Part 1

23 5 1
                                    

Okta membuang nafas pelan. Matanya tak bisa berhenti melirik jam dinding yang tertempel di dinding kelasnya. Sementara guru biologinya terus mengoceh di depan kelas dia tidak bisa konsentrasi sama sekali.

Hal ini bermula saat kejadian beberapa hari yang lalu,sekitar seminggu yang lalu. Saat seorang pria yang dengan tololnya menembaknya di hadapan banyak orang saat dia sedang berada di kantin. Pedahal Okta bahkan tak mengenalnya sama sekali. Karena prilaku pria gila itulah rasanya Okta benar-benar tak betah berada di sekolah. Rasanya dia ingin pulang secepatnya.

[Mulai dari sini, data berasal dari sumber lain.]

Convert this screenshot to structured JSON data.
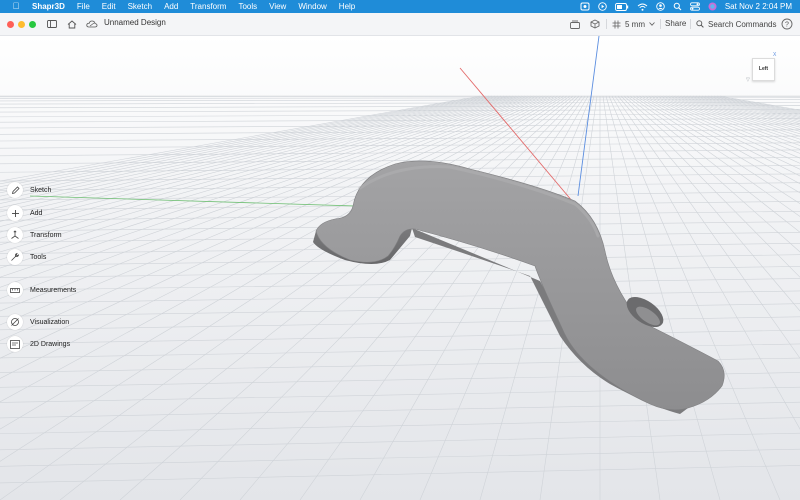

"Bila tak ada yang ingin ditanyakan kiranya cukup sekian saja pelajaran hari ini. Terima kasih."

Bagus! Okta tersenyum puas mendengar kata-kata perpisahan dari guru biologi itu. Hanya berkisar 30-45 detik setelah kepergian guru biologi bersuara merdu itu dari dalam kelas,semuanya sudah berisik seperti para pembeli di dalam pasar tradisional.

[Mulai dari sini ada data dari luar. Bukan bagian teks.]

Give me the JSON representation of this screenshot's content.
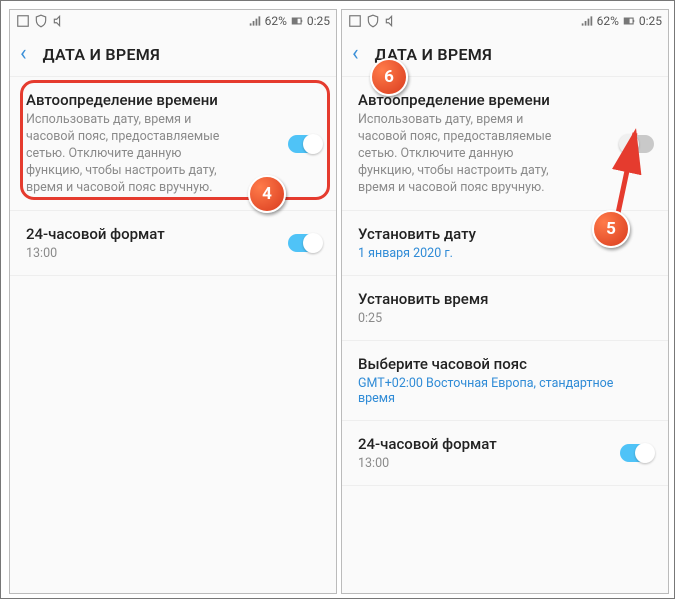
{
  "status": {
    "battery": "62%",
    "time": "0:25"
  },
  "header": {
    "title": "ДАТА И ВРЕМЯ"
  },
  "auto": {
    "title": "Автоопределение времени",
    "desc": "Использовать дату, время и часовой пояс, предоставляемые сетью. Отключите данную функцию, чтобы настроить дату, время и часовой пояс вручную."
  },
  "fmt24": {
    "title": "24-часовой формат",
    "value": "13:00"
  },
  "setDate": {
    "title": "Установить дату",
    "value": "1 января 2020 г."
  },
  "setTime": {
    "title": "Установить время",
    "value": "0:25"
  },
  "tz": {
    "title": "Выберите часовой пояс",
    "value": "GMT+02:00 Восточная Европа, стандартное время"
  },
  "badges": {
    "b4": "4",
    "b5": "5",
    "b6": "6"
  }
}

     "Okta kantin yuk!" Okta menolehkan wajahnya pada pemilik suara yang menyahutinya.
     "Gak ah males," balas Okta enteng sambil mengipas-ngipaskan buku tulis ke arah lehernya.
     "Pasti lo takut kalau cowok itu datang lagi ya? Haha ngaku!" terka wanita itu---teman Okta---Steffanie. Okta memutar bola matanya kesal mendengar celotehan sahabatnya itu.
     "Udah deh gak usah bahas cowok gila itu lagi! Nyebelin tahu gak?!" protes Okta lalu meninggalkan ruangan kelas yang memang sudah hampir sepenuhnya kosong karena jam istirahat. Steffie hanya menatap punggung sahabatnya yang kian menghilang ditelan tikungan koridor kelas. Dia  tahu apa yang Okta rasakan saat ini,tapi entah kenapa dia selalu ingin tertawa juga jika sudah memancingnya agar kembali ingat
Kejadian gila beberapa hari yang lalu itu.
***
"Gila gila gila! Jadi itu orangnya?"

"Yang bener aja Masha Allah. Diliat dari sisi manapun masih cantikan gue lah!"

"Kayaknya tu anak pakai pelet deh buat dapetin Iqbal,"

Oh Tuhan....
Panas rasanya telinga Okta mendengarkan desas desus siswi-siswi ahli rumpi yang juga tengah berada di perpustakaan yang sama dengannya. Ingin rasanya Okta mengabaikan mereka,tapi tetap saja sefokus apapun Okta membaca bukunya,suara gadis-gadis itu tetap saja terdengar.

Pedahal seandainya mereka tahu,Okta sama sekali tidak---sedikitpun tidak tertarik-- pada pria bernama lqbal Dhiafakhri itu! Kenyataannya pria itulah yang menghampirinya,bukan dia yang menghampiri Iqbal. Okta sekarang menyesal. Seharusnya dia menerima ajakan Steffie ke kantin tadi ketimbang ke perpustakaan. Mungkin saja di kantin suara desas desua para wanita penggosip akan kalah dengan suara siswa-siswa yang mengobrolkan pertandingan sepak bola.

"Oktober Alfianka!"

Suara ini...

"Okta! Aku menyukaimu! Terima aku! Aku mohon! Ya ya ya?"

Tidak tidak tidak...

Okta menggelengkan kepalanya. Tidak mungkin pria itu datang lagi hari ini. Dia pasti sedang berimajinasi. Suara pria tolol itu pasti bersarang di dalam telinganya sehingga masih saja terdengar. Bagaimana tidak? Kejadian 1 minggu yang lalu itu bagaikan mimpi buruk yang tak bisa terlupakan walaupun dia berusaha.

     "Okta!"

Suara itu kembali terdengar. Urat di sekitar leher Okta menegang. Matanya menatap ke arah pintu masuk perpustakaan, takut-takut kalau pria itu benar-benar masuk dan mencarinya ke dalam.

     "Okta!"

      "Demi Neptunus!" Okta menampar jidatnya sendiri saat sebuah kepala menyembul dari ambang pintu diikuti oleh seluruh badannya. Pria berambut cepak itu menoleh-nolehkan kepalanya mencari orang yang dia cari,yang tak lain lagi adalah Okta.